O estado de confinamento em época de pandemia COVID -19, foi vivido com grande apreensão de parte a parte, com redobradas preocupações e ansiedades sobre a incerteza do futuro, mas também do imediatismo por se terem alterado radicalmente as rotinas dos reencontros, que até então embora fugazes, enchiam o território e os corações, em especial daqueles que ocupam os seus dias a “aguardar que o tempo passe”.  Ergueram-se fronteiras territoriais, proibindo deslocações para fora do concelho de residência durante alguns períodos de tempo, e que intensificaram sentimentos de tristeza e de afastamento físico e social até aí nunca conhecidos. Relacionamento suportado exclusivamente pelos recursos tecnológicos, onde o telefone e as plataformas digitais tiveram níveis de utilização nunca alcançados.

 O desconfinamento, embora faseado, e que já se prolonga desde inicio do mês de maio, não reverteu a situação.  As fronteiras mantem-se, embora sejam agora de uma outra ordem, cujos impactos no futuro se afiguram de grande imprevisibilidade e a nova normalidade a ser alcançada será seguramente caraterizada por diferentes padrões de relacionamento entre os de fora e dos de dentro em territórios de baixa densidade.

No interior do país, na sua maioria, estes territórios foram poupados à pandemia, mas poderão continuar a sê-lo? O que pode acontecer quando passarem a ser regularmente visitados? O medo, a insegurança e particularmente a imprevisibilidade face ao futuro teimam em separar os que saíram e os que ficaram nestes territórios.

Constatação que se traduz num desafio a ser investigado no domínio da sociologia.

Quem são os de fora | aqueles que saírem dessas pequenas localidades? Quando e porque saíram? O que significa para eles o regresso, ainda que temporário, às suas origens? Como viveram a sua condição de “externo” nos locais onde residem?  E agora em fase de desconfinamento, tendem a continuar a sentirem-se outsiders, no território de onde são naturais? Representam perigo de contágio e logo de insegurança, na perceção dos de dentro?

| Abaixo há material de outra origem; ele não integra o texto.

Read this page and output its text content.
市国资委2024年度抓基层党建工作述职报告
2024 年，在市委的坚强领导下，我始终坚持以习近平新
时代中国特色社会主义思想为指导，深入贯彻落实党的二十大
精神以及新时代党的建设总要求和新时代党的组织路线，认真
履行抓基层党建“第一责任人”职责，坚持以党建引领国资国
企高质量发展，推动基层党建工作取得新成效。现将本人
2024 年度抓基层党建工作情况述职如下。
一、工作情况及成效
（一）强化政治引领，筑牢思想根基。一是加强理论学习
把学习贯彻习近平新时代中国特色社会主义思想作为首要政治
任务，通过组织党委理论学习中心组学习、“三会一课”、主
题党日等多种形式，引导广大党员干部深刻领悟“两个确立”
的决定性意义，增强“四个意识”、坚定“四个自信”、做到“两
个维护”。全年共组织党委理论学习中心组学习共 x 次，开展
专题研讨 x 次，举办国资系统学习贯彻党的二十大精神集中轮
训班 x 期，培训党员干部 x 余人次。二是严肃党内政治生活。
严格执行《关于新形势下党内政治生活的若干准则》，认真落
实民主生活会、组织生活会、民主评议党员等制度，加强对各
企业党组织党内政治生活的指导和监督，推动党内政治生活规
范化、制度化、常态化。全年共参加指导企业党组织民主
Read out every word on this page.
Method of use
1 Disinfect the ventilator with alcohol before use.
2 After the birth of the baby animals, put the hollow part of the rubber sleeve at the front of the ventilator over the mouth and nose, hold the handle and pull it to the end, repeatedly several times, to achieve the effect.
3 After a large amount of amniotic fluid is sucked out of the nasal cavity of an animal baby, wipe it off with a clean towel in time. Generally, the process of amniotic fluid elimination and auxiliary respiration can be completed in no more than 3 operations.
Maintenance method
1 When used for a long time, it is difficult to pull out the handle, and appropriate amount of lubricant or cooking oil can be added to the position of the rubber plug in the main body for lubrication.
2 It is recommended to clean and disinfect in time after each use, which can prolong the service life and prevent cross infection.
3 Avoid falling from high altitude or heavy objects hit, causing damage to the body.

A figuração sociológica  de algo em relação e de representação do outro tem sido traduzida no que Simmel (1983)[1] designou de «experiência do estrangeiro» que ultrapassa largamente a sua atuação no espaço físico, e é também no campo social e simbólico. Sujeito ambivalente que participa e determina um cenário de dimensões contraditórias: proximidade e distanciamento; pertença e rutura, afetividade e indiferença, suspeição e perigo. É aquele cidadão que não é daqui, mas está ali.

E agora o que passamos a ter? Cidadãos que são daqui, mas não estão ali, e que se sentem estrangeiros também no seu território de origem e no seio dos que lhe são mais próximos! Ambivalência dos novos tempos!